Tuvo ingresos en el hospital en junio, octubre y diciembre del 2011 y solía
decir que se había envejecido especialmente después de octubre. En octubre lo
habíamos llevado a Puerta de Hierro-Sur un día húmedo y lluvioso y en un
principio también se negó a ir diciendo: “ya me voy a morir aquí, ya ni vale la
pena el viaje”. A pesar de ir recostado en el asiento de atrás de su camioneta
entre Lourdes (su esposa) e Irene (mi esposa), mientras yo manejaba por el
camino de terracería que hay entre el latifundio y el Camino Real de Colima,
dijo, un poco con el humor de la abuela Mercedes: “¿Por qué tanto brinco? ¿Se
necesita tanto brinco?”
A pesar de que
en las últimas semanas de vida se sintió débil y adolorido de las rodillas, los
brazos, la espalda, entre otras partes del cuerpo, comentó en algún momento:
“estoy viejo pero todavía no me quiero morir”. Y, ya con los tapones en la
nariz por el sangrado nasal que le comenzó desde el 15 de marzo, se quejaba de
que no podía respirar por la boca.
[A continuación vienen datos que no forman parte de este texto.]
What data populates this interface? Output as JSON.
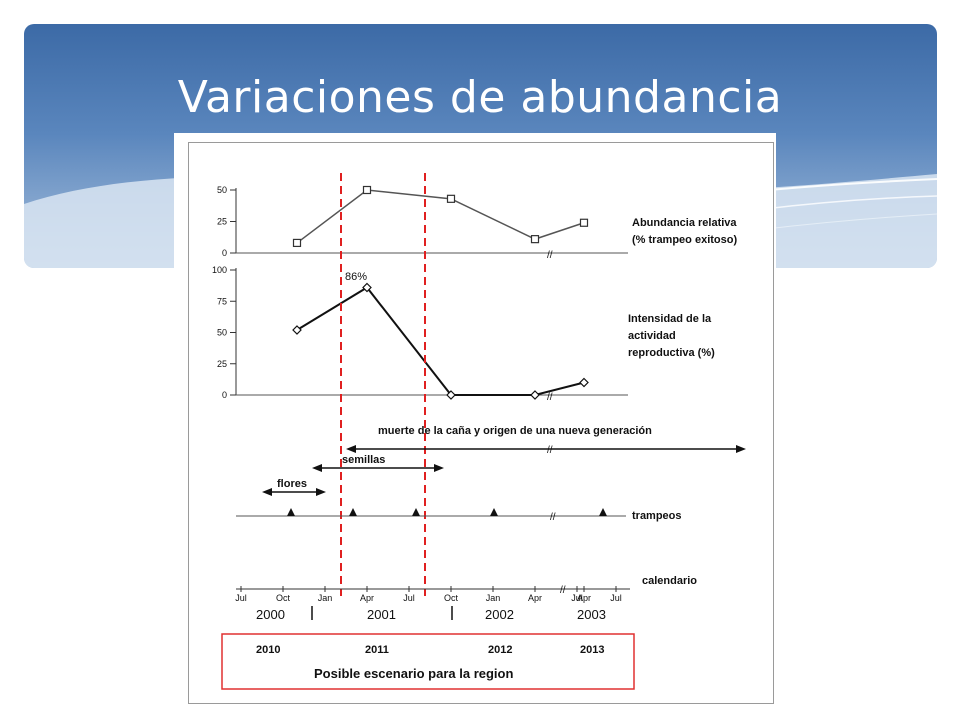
{
  "slide": {
    "title": "Variaciones de abundancia"
  },
  "colors": {
    "banner_top": "#3c6aa6",
    "banner_bottom": "#a9c1dd",
    "dashed_lines": "#e02020",
    "scenario_box": "#e03030"
  },
  "chart_data": [
    {
      "type": "line",
      "label_lines": [
        "Abundancia relativa",
        "(% trampeo exitoso)"
      ],
      "marker": "square",
      "yticks": [
        0,
        25,
        50
      ],
      "ylim": [
        0,
        50
      ],
      "x": [
        "2000-11",
        "2001-04",
        "2001-10",
        "2002-04",
        "2003-04"
      ],
      "values": [
        8,
        50,
        43,
        11,
        24
      ]
    },
    {
      "type": "line",
      "label_lines": [
        "Intensidad de la",
        "actividad",
        "reproductiva (%)"
      ],
      "marker": "diamond",
      "yticks": [
        0,
        25,
        50,
        75,
        100
      ],
      "ylim": [
        0,
        100
      ],
      "x": [
        "2000-11",
        "2001-04",
        "2001-10",
        "2002-04",
        "2003-04"
      ],
      "values": [
        52,
        86,
        0,
        0,
        10
      ],
      "annotation": "86%"
    }
  ],
  "timeline": {
    "muerte_label": "muerte de la caña y origen de una nueva generación",
    "semillas_label": "semillas",
    "flores_label": "flores",
    "trampeos_label": "trampeos",
    "calendario_label": "calendario",
    "months": [
      "Jul",
      "Oct",
      "Jan",
      "Apr",
      "Jul",
      "Oct",
      "Jan",
      "Apr",
      "Jul",
      "Apr",
      "Jul"
    ],
    "years": [
      "2000",
      "2001",
      "2002",
      "2003"
    ],
    "scenario_years": [
      "2010",
      "2011",
      "2012",
      "2013"
    ],
    "scenario_caption": "Posible escenario para la region"
  }
}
Cada mañana, al salir de su recámara, de la
que insistía en que levantara su esposa y quienes estuviéramos en su casa,
preguntaba la hora y pedía que paráramos frente al espejo “para ver cómo me
veo”. A veces decía: “¡huy qué viejo me veo hoy!”. Pero también era frecuente
que dijera: “¡Qué guapo!” y que se acomodara algún mechón de pelo que él
consideraba fuera de su lugar. La mañana del martes 17 de abril, al salir,
rumbo a que le pusieran un nuevo catéter en el Hospital Puerta de Hierro-Norte,
comentó: “hoy me veo más joven que ayer”.
Hablé por
teléfono con él, un rato más tarde, como a las 12:30, pues su esposa me dijo
que él me esperaba en el hospital y me comunicó con él. Le expliqué que estaba
revisando una tesis de una estudiante de El Colegio de Jalisco y que luego iría
por sus nietos (mis hijos) a la escuela a las dos de la tarde. Le prometí ir a
verlo después de comer. Me comentó: “pues aquí estoy otra vez. Para que veas
qué influyente, con un cuarto más grande y más elegante”.
Su procedimiento
comenzó a las tres de la tarde, así que lo visité cerca de las cinco. Lo
saludé, me pidió que le hiciera masaje en el pie izquierdo, pero luego pidió
que fuera Lourdes quien se lo hiciera. Entre ella y yo lo volteamos en la cama de
hospital, una de esas camas de las que siempre se quejó y se quedó dormido
plácidamente, por un periodo más largo de lo que había sido su costumbre en las
últimas semanas. Un rato después regresé a mi casa. Mi hermana y mi sobrino
estuvieron con él esa noche y lo acompañaron mientras él cenaba.
La siguiente vez
que lo vi, ya no había más prisas por cambiarlo de posición, por ayudarle a
cambiar de silla o de alguna silla a la cama. Sus parientes, sus pacientes, sus
colegas, sus amigos, sus compañeros, nuestros familiares, nuestros estudiantes,
nos han recordado una y otra vez que, aunque da mucho trabajo morirse, también
es algo que nos sucederá a todos. Aun a los que han sido tan queridos como él…y
a los que extrañaremos en tantos de nuestros actos cotidianos.